RG is the worst. Especially during last week’s snownami. We were in Dublin. But even before we got there he started. We were leaving Dundalk.
‘We should get home again for Thursday’. I said to him.
‘We’ll be back before that’ he replied, ‘The Beast from the East is due. Gonna be baddest snow storm since 1982’.
‘Beast from the East? I queried.
‘Yup’ he scowled ‘and Storm Emma is due as well so I’m not hanging about. First sign of a blizzard I’m heading North again. I got caught in a blizzard once. Once is once too many times.’
I said nothing. We drove on. I returned to reading my notes.
RG broke the silence.
‘The wind is picking up’ he said.
I ignored him.
‘Very dark clouds over the Airport’ he muttered.
Minutes later I looked up absentmindedly from my work and peered at the windscreen.
‘It’s very dark but at least its dry’ I observed positively.
‘That’s cos we’re in the bloody Port Tunnel’ he hissed.
‘Ha ha’ I chortled ‘so we are. I’m a Silly Billy’.
‘You’ll be laughing on the other side of your face if we get stranded on the side of the road’.
‘It’s Motorway the whole way up and down’ I responded. ‘Safe as can be’.
Truth to tell I was hurt by his aggressiveness, by his lack of comradeship. We exited the Tunnel and the skies opened.
‘Snowmagaddon’ RG swore under his breath!
‘The sooner we head for home the better. I don’t want stranded in Dublin’.
‘But we are here for four days anyway’. I reminded him.
‘Not if it snows!’ RG countered. ‘I’m not chancing driving through a blizzard. I’ve already told you that’.
I felt like Scott of the Antarctic.
‘The Liffey is very high’ RG exclaimed.
So it was but I wasn’t going to admit that. Not with him in the mood he was in. By the time we got to Teach Laighean the media was one long weather forecast dominated by Government ministers led by An Taoiseach. When we got to the Dáil the carpark was shrouded in snow. The wind was bitter cold. It would cut you in two.
When we got into the office RG was relieved to hear the Dáil would probably be shut down. I tried to stop him building up his hopes.
‘Remember we had rumours every week in Long Kesh about the place closing down’.

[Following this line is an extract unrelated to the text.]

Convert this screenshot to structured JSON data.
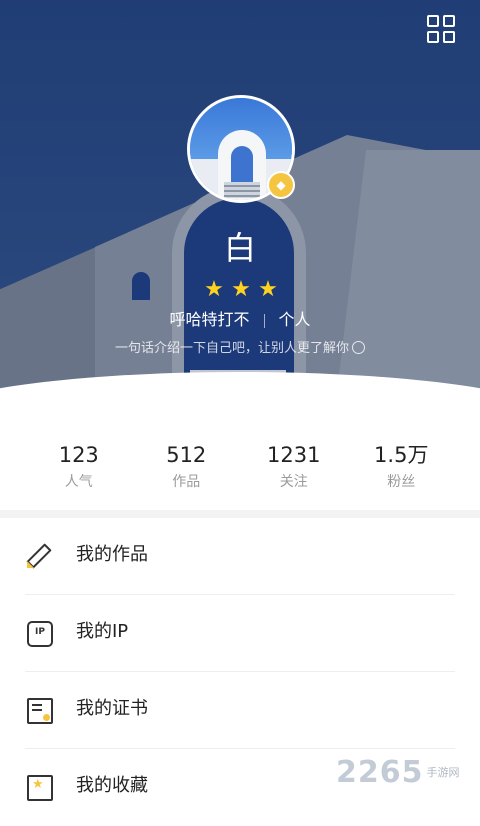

‘This isn’t the Kesh’ he reminded me. ‘our aim has to be to get up the road ahead of the storm’.
‘We shouldn’t have swapped the blue skies of Ulster for the grey skies of ………’ I chided him.
The next day we were on our way back home. Unlike rumours in the Kesh the Leinster House ones came to be true. Mostly because the inmates voted for closure. At least till the storms passed.
As we sped North of Dundalk I remarked that I couldn’t see the Cooleys.
‘That’s cos it’s snowing.’ RG asserted.
‘But I can see Sliabh Gullion’ I mused.
‘That’s cos it’s gonna snow!’ He retorted.
And so it did. He dropped me home and sped off into the night. Without a word of farewell. Not a ‘slán’ or an ‘oiche mhaith’.
‘Mush’ I shouted after his tail lights.
Hopefully our next journey will be less eventful. The calm after the storm. If he is in better form
I might have a wee word with RG about the way he treats me. Since I stood down as Uachtarán he is less tolerant of me. It’s like he is getting his own back. For the life of me I don’t know why. Yup I think I will have a wee yarn with him. For his own sake. At least it will give us something to talk about. When we’re not talking about the weather.